Krisis ini dipicu oleh alih fungsi lahan gambut untuk pertanian, perkebunan, dan kepentingan lainnya. Karena itu Sobri meminta aparat berwenang menyetop kegiatan alih fungsi ini yang telah menimbulkan berbagai permasalahan atau dampak buruk di berbagai sektor, seperti lingkungan, ekonomi, kesehatan hingga hubungan bilateral antar negara.
Untuk mengatasi masalah tersebut, perlu keseriusan pemerintah dengan tidak mengeluarkan izin yang mengancam KHG, katanya. Menurut mantan Direktur Eksekutif Walhi Sumsel itu, selama ini sudah banyak yang dilakukan berbagai pihak untuk menyelesaikan permasalahan gambut yang mengintai setiap tahunnya, namun masih banyak pekerjaan rumah (PR) yang harus diselesaikan.
Pada kesempatan ini juga, Kepala Sub Pokja Restorasi Gambut Sumsel BRGM Desi Efrida Lesti menyampaikan ‘roadmap’ pendekatan restorasi gambut di provinsi ini dilihat dari tiga periodik yakni pada 2016-2020 berlangsung secara parsial dan ‘quick respond’ yakni merestorasi gambut yang terjadi karhutla berbasis KHG tanpa memperhitungkan lanskap hidrologi gambut.

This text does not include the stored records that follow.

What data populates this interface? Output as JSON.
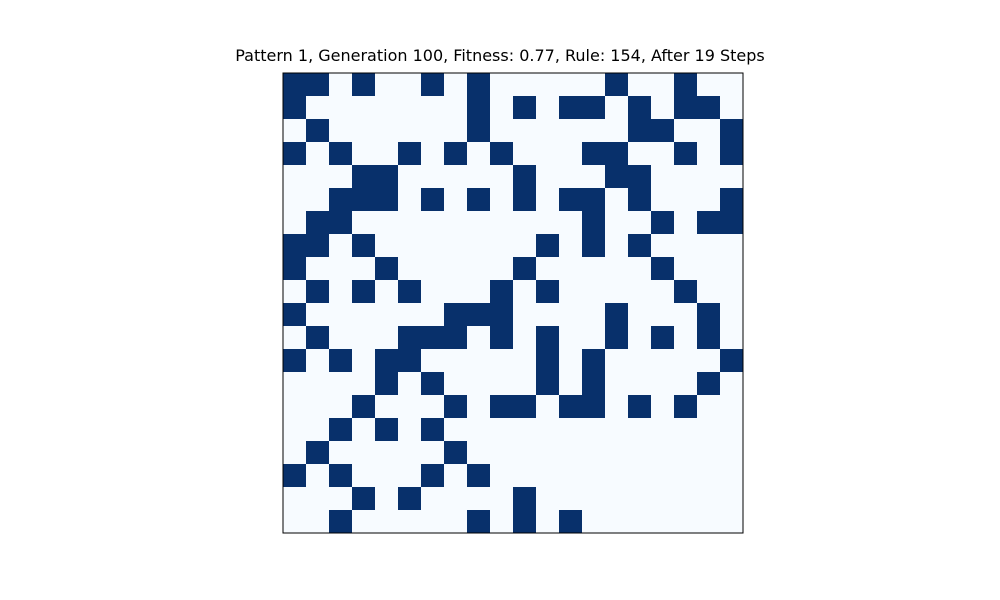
{
  "chart_data": {
    "type": "heatmap",
    "title": "Pattern 1, Generation 100, Fitness: 0.77, Rule: 154, After 19 Steps",
    "xlabel": "",
    "ylabel": "",
    "axes_visible": false,
    "grid": false,
    "colormap": "Blues",
    "colors": {
      "on": "#08306b",
      "off": "#f7fbff",
      "frame": "#000000"
    },
    "rows": 20,
    "cols": 20,
    "cells": [
      "11010010100000100100",
      "10000000101011010110",
      "01000000100000011001",
      "10100101010001100101",
      "00011000001000110000",
      "00111010101011010001",
      "01100000000001001011",
      "11010000000101010000",
      "10001000001000001000",
      "01010100010100000100",
      "10000001110000100010",
      "01000111010100101010",
      "10101100000101000001",
      "00001010000101000010",
      "00010001011011010100",
      "00101010000000000000",
      "01000001000000000000",
      "10100010100000000000",
      "00010100001000000000",
      "00100000101010000000"
    ]
  }
}
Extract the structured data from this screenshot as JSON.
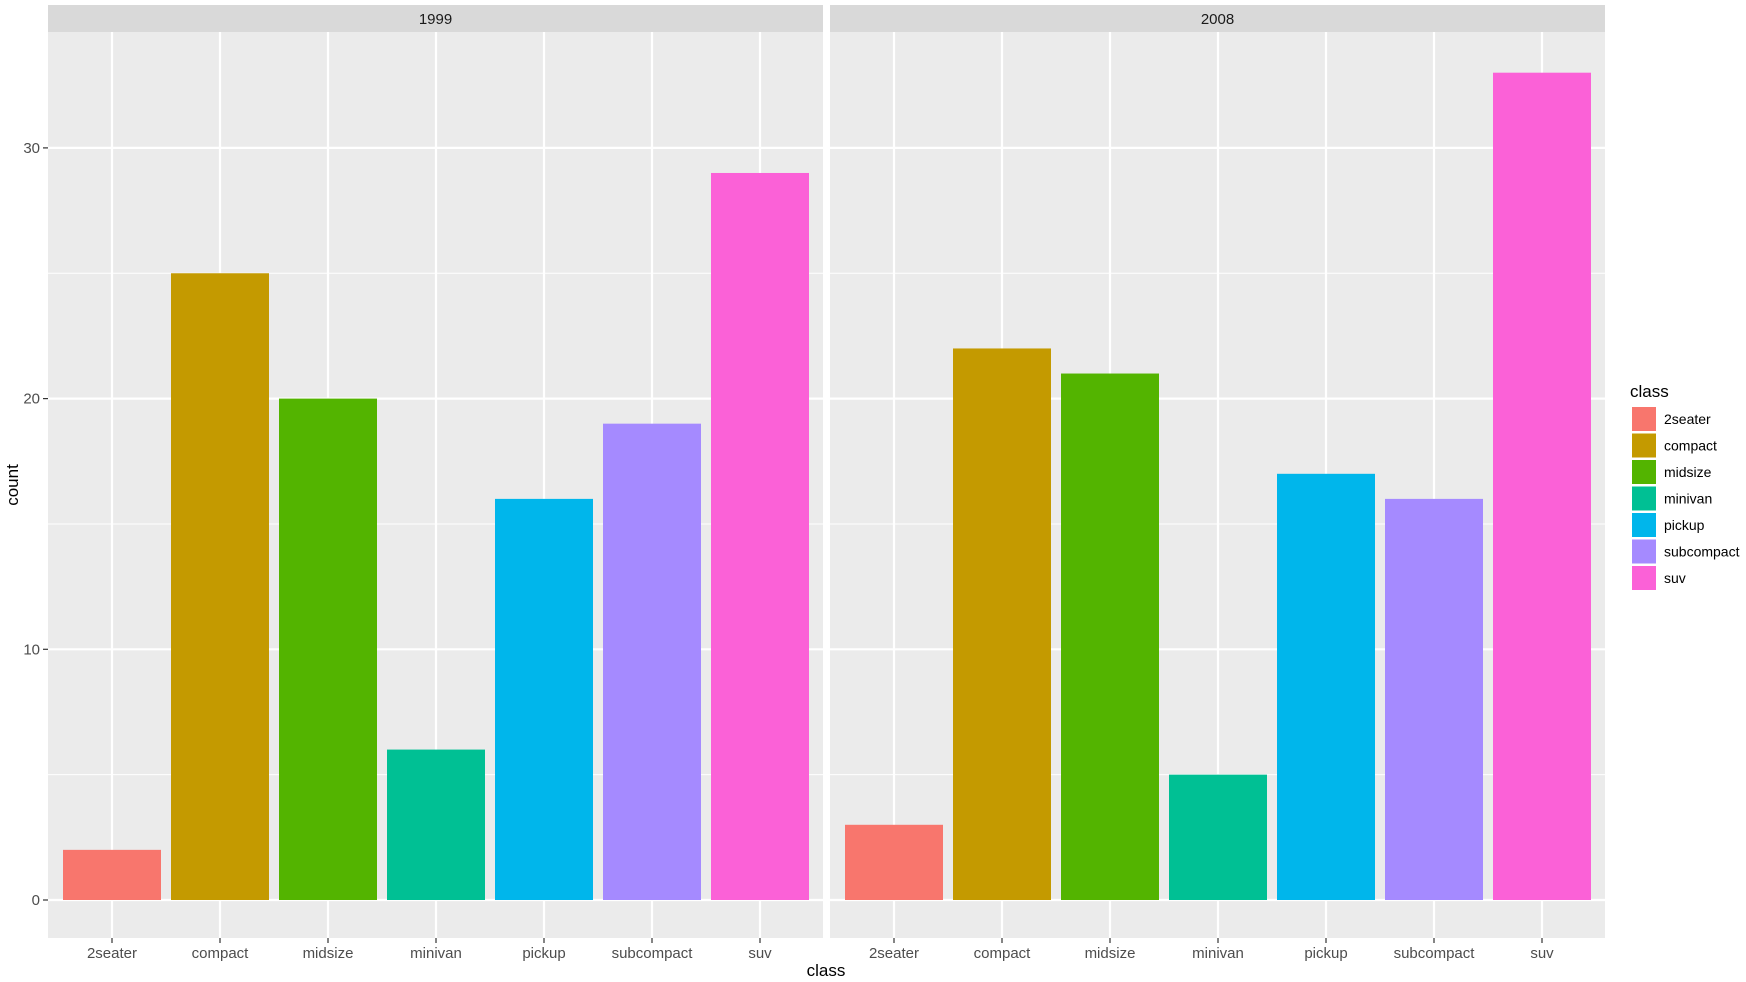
{
  "chart_data": {
    "type": "bar",
    "facet_by": "year",
    "xlabel": "class",
    "ylabel": "count",
    "ylim": [
      0,
      34
    ],
    "y_ticks": [
      0,
      10,
      20,
      30
    ],
    "categories": [
      "2seater",
      "compact",
      "midsize",
      "minivan",
      "pickup",
      "subcompact",
      "suv"
    ],
    "colors": {
      "2seater": "#F8766D",
      "compact": "#C49A00",
      "midsize": "#53B400",
      "minivan": "#00C094",
      "pickup": "#00B6EB",
      "subcompact": "#A58AFF",
      "suv": "#FB61D7"
    },
    "panels": [
      {
        "name": "1999",
        "values": [
          2,
          25,
          20,
          6,
          16,
          19,
          29
        ]
      },
      {
        "name": "2008",
        "values": [
          3,
          22,
          21,
          5,
          17,
          16,
          33
        ]
      }
    ],
    "legend": {
      "title": "class",
      "position": "right",
      "items": [
        "2seater",
        "compact",
        "midsize",
        "minivan",
        "pickup",
        "subcompact",
        "suv"
      ]
    },
    "grid": true,
    "theme": {
      "panel_background": "#EBEBEB",
      "strip_background": "#D9D9D9",
      "grid_color": "#FFFFFF"
    }
  }
}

Kemudian pada 2021-2024 konsen kerja meliputi parsial dan ‘quick respond’ serta sistematika terpadu. Dalam periode itu, lembaga adhock yang konsen terhadap gambut pemodelannya restorasi sistematik dan terpadu dengan memperhitungkan lanskap hidrologi gambut.
Kemudian untuk periode 2025 sudah fokus dengan implementasi penuh restorasi sistematik terpadu, artinya bagaimana kondisi KHG akan tetap terpelihara dan memiliki fungsi sebagaimana mestinya. “Memang persoalan di lapangan masih didapati masyarakat bergantung untuk keberlangsungan hidupnya di kawasan gambut lindung maupun konservasi. Jangan sampai perseteruan terjadi justru antara pemerintah dan masyarakat. Ini harus dihindari,” ujar Desi Efrida.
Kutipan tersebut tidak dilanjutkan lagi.